Barry Harte

Personal information
- Native name: Barra Ó hAirt (Irish)
- Born: 1967 (age 58–59) Timoleague, County Cork, Ireland
- Occupation: Dentist

Sport
- Sport: Hurling
- Position: Centre-forward

Clubs
- Years: Club
- Argideen Rangers → Carbery

Club titles
- Cork titles: 1

College(s)
- Years: College
- University College Cork Trinity College, Dublin

College titles
- Fitzgibbon titles: 1

Inter-county
- Years: County / Apps (scores)
- 1986–1989: Cork / 0 (0-00)

Inter-county titles
- Munster titles: 0
- All-Irelands: 0
- NHL: 0
- All Stars: 0

= Barry Harte =

Irish hurler

Barry Harte (born 1967) is an Irish hurling manager and former player. At club level, he played with Argideen Rangers, divisional side Carbery, and also lined out at inter-county level with various Cork teams.

==Playing career==

Harte played hurling and Gaelic football at all levels as a boarding student at St Finbarr's College in Cork. He won a Dean Ryan Cup medal in 1985 after "Farna's" 1-09 to 1-05 win over St Colman's College in the final. Harte later captained the senior team to the Dr Harty Cup title in 1984, before later winning a Dr Croke Cup medal after a 1–15 to 0–08 defeat of St Kieran's College in the 1984 All-Ireland colleges final. He won a Fitzgibbon Cup medal with University College Cork in 1987, before completing his studies at Trinity College, Dublin.

At club level, Harte played hurling and Gaelic football with Argideen Rangers. Between 1993 and 2003, he was part of three West Cork JAHC title-winning teams, while he also claimed a West Cork JAFC medal in 1994. He added a Cork JAHC medal to his collection in 1996 after a 3–09 to 0–11 defeat of Fr O'Neill's in the final. Harte also earned selection for Carbery and won a Cork SHC medal after captaining the team to a 3–13 to 3–06 win over Midleton in the 1996 final.

Harte first appeared on the inter-county scene with Cork as a dual player at minor level in 1985. He won an All-Ireland MHC medal after a win over Wexford, but later faced defeat by Mayo in the 1985 All-Ireland MFC final. Harte later progressed to under-21 level and won an All-Ireland U21HC medal after Cork's 4-11 to 1-05 win over Kilkenny in the 1988 All-Ireland under-21 final.

Harte also progressed to the senior team and made a number of appearances in the National Hurling League and in tournament and challenge games. He later won two Munster JHC medals before ending his inter-county career by collecting an All-Ireland JHC medal as a substitute in 1994.

==Coaching career==

Harte became player-selector with the Argideen Rangers intermediate hurling team in 2005, before taking over as manager of the team.

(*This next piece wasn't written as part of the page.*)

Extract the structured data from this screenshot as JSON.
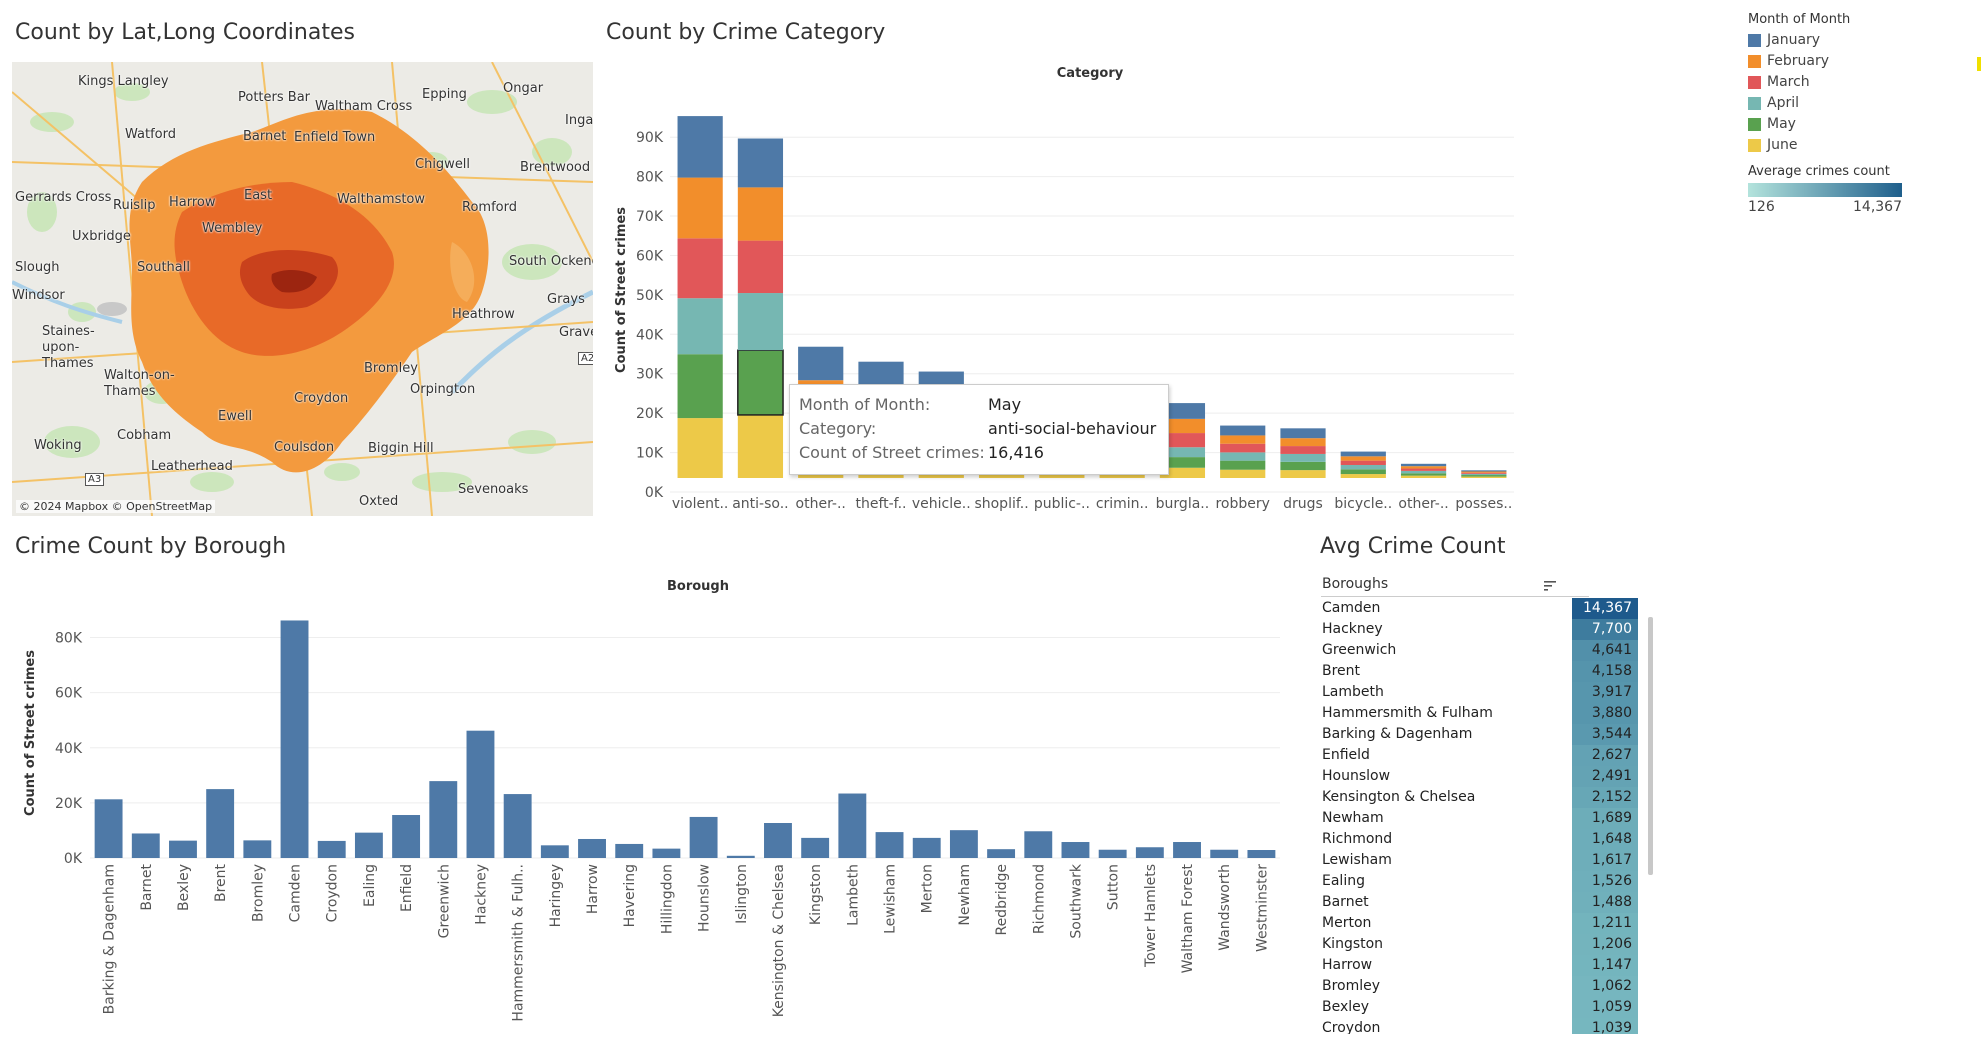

He guided the team to the Cork IHC title in 2005 after a 2–08 to 1–08 win over Nemo Rangers in a final replay.

==Honours==
===Player===

- St Finbarr's College
- Dr Croke Cup: 1984 (c)
- Dr Harty Cup: 1984 (c)
- Dean Ryan Cup: 1982

- University College Cork
- Fitzgibbon Cup: 1987

- Argideen Rangers
- Cork Junior A Hurling Championship: 1996
- West Cork Junior A Hurling Championship: 1993, 1996, 2003
- West Cork Junior A Football Championship: 1994

- Carbery
- Cork Senior Hurling Championship: 1994 (c)

- Cork
- All-Ireland Junior Hurling Championship: 1994
- Munster Junior Hurling Championship: 1992, 1994
- All-Ireland Under-21 Hurling Championship: 1988
- Munster Under-21 Hurling Championship: 1988
- All-Ireland Minor Hurling Championship: 1985
- Munster Minor Hurling Championship: 1985
- Munster Minor Football Championship: 1985

===Management===

- Argideen Rangers
- Cork Intermediate Hurling Championship: 2005

==Personal Insolvency Deal==
In 2022, Barry Harte struck a €170m personal insolvency deal (PID) in the High Court. The PID allowed Harte to retain €6,000 worth of assets, including a computer and clothes. Living expenses of €2,800/month were accounted for. Mr. Harte's total secured and unsecured debt was over €170.0m. Most creditors received nothing at all, with some "lucky ones" getting 0.042% of what they were owed. The unsecured debt, which is the majority of what's owed, was settled with a €80,000 payment, €70,000 of which will go to creditors. The secured and preferential creditors received a better return due to the handing-over of Mr. Harte's assets.